Every crwth player - indispensable, faultless man -/ and every tune on the harp;/ every seemly trumpet with its long, hollow, copper horn,/ every chatter from people, every sound from pipes;/ every conjurer - unseemly he is -/ and every tumbler;/ every fiddler’s hand climbs up yonder,/ every adversary with a drum, every psaltery.12
Other households were nevertheless more discriminating in their tastes, and William ap Morgan, another of Lewys Glyn Co’this patrons, would clearly have no truck with lesser entertainers. These included tinkers, unlicensed ‘dung-heap’ poetasters (kler y dom), and the common minstrel (erestyn) playing on a ‘coarse string’ (crastant), probably a form of three-stringed fiddle derided in several other sources. In this house, only qualified master poets (penceirddiaid) and respectable harp-playing teuluwyr could be sure of their welcome.
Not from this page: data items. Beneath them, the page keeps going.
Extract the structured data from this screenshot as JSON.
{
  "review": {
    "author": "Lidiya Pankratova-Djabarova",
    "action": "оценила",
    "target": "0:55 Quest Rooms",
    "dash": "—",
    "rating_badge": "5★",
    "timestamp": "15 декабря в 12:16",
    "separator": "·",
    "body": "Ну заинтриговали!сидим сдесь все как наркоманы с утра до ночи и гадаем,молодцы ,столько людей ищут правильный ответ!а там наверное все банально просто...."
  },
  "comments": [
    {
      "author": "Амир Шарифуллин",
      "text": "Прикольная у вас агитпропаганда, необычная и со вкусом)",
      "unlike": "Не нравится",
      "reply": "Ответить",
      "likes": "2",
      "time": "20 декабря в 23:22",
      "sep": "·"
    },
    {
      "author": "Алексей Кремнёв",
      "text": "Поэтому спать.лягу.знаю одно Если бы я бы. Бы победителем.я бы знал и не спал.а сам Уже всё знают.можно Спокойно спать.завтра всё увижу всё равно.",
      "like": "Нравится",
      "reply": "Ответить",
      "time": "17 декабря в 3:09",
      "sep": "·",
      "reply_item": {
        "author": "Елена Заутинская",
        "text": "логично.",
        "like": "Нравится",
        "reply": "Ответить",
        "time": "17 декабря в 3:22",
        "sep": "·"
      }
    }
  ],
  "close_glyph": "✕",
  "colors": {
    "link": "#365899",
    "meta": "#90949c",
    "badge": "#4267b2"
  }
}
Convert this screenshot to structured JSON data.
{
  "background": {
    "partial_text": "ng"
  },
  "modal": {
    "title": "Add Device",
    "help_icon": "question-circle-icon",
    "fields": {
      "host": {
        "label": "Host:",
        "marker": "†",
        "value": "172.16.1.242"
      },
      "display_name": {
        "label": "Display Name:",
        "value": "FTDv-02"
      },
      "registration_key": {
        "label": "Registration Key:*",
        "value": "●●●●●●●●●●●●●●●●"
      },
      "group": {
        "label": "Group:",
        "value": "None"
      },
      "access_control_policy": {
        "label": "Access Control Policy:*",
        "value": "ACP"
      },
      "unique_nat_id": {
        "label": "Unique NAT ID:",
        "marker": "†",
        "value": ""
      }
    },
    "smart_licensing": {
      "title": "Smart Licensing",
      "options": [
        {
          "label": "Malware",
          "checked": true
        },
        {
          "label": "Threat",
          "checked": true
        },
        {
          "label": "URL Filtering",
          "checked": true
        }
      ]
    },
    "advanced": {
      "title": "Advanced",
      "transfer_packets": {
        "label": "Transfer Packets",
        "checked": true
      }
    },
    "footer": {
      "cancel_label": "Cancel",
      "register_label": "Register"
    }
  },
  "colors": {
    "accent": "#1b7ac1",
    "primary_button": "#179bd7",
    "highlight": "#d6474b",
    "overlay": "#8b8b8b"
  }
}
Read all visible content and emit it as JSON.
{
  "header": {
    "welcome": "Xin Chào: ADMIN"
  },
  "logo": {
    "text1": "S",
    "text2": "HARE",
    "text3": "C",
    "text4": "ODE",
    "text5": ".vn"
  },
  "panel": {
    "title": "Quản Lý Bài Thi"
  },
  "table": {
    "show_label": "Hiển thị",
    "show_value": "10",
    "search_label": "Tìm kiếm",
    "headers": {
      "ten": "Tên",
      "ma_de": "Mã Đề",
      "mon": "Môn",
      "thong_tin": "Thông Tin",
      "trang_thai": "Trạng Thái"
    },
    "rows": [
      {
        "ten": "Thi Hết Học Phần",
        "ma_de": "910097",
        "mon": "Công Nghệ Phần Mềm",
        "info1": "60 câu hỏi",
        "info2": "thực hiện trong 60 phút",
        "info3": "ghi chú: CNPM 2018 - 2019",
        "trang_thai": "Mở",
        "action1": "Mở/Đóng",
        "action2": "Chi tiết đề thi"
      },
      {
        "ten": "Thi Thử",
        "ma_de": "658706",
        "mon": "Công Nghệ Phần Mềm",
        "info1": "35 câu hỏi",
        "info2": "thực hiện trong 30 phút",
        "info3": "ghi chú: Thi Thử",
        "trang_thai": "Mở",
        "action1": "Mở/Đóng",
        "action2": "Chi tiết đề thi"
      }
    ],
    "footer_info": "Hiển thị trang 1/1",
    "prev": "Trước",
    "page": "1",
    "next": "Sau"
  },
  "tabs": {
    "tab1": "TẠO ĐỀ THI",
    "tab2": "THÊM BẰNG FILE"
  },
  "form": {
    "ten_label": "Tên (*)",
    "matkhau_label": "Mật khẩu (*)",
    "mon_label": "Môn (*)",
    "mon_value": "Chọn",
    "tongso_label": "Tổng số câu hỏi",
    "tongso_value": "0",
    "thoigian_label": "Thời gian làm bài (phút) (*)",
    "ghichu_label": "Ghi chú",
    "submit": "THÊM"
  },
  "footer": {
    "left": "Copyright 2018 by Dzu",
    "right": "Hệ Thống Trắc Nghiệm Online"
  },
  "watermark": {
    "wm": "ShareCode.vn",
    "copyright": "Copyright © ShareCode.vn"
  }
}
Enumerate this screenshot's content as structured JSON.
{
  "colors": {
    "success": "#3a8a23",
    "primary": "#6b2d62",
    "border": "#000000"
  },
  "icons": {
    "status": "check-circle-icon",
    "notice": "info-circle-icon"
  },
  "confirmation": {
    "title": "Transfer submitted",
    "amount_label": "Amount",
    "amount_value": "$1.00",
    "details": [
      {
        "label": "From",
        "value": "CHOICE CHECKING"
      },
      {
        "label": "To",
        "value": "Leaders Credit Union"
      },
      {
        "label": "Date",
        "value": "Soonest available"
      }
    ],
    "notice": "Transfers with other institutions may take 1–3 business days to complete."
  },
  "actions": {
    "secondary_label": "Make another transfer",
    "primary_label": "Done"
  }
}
Indeed, Lewys makes special mention of one particular master-harper, Y Brido, who probably composed three of the pieces in Robert ap Huw’s manuscript (see Table 7.1, pages 138-9):
Penceirddiaid a’i câr lle ymgymharant,
Haid o dinceriaid fyth nis carant;
Teuluwyr a’i câr, darpar cerdd dant,
Erestyn nis câr ef a’i grastant;
Clêr y dom erom heb warant - amlwg,
Ei guwch a’i olwg a ochelant...
Ei glod a draethir gan gildant - Brido
Tra draetho genua, tra dweto dant.
Chief poets love him where they compete with each other,/ a flock of tinkers will never love him;/ teuluwyr love him, providers of harp music,/ a minstrel with his coarse string loves him not;/ the clêr of the dung-heap, who are upon us without a warrant for all to see,/ avoid his frown and his regard/ ... his praise is declared by the upper string - Y Brido/ while the mouth utters, while the string speaks.13
This evident hierarchy of entertainers in medieval Wales, where the superiority of the qualified craftsman was consolidated by his place within the bardic order, is explored in more detail in Chapter 4.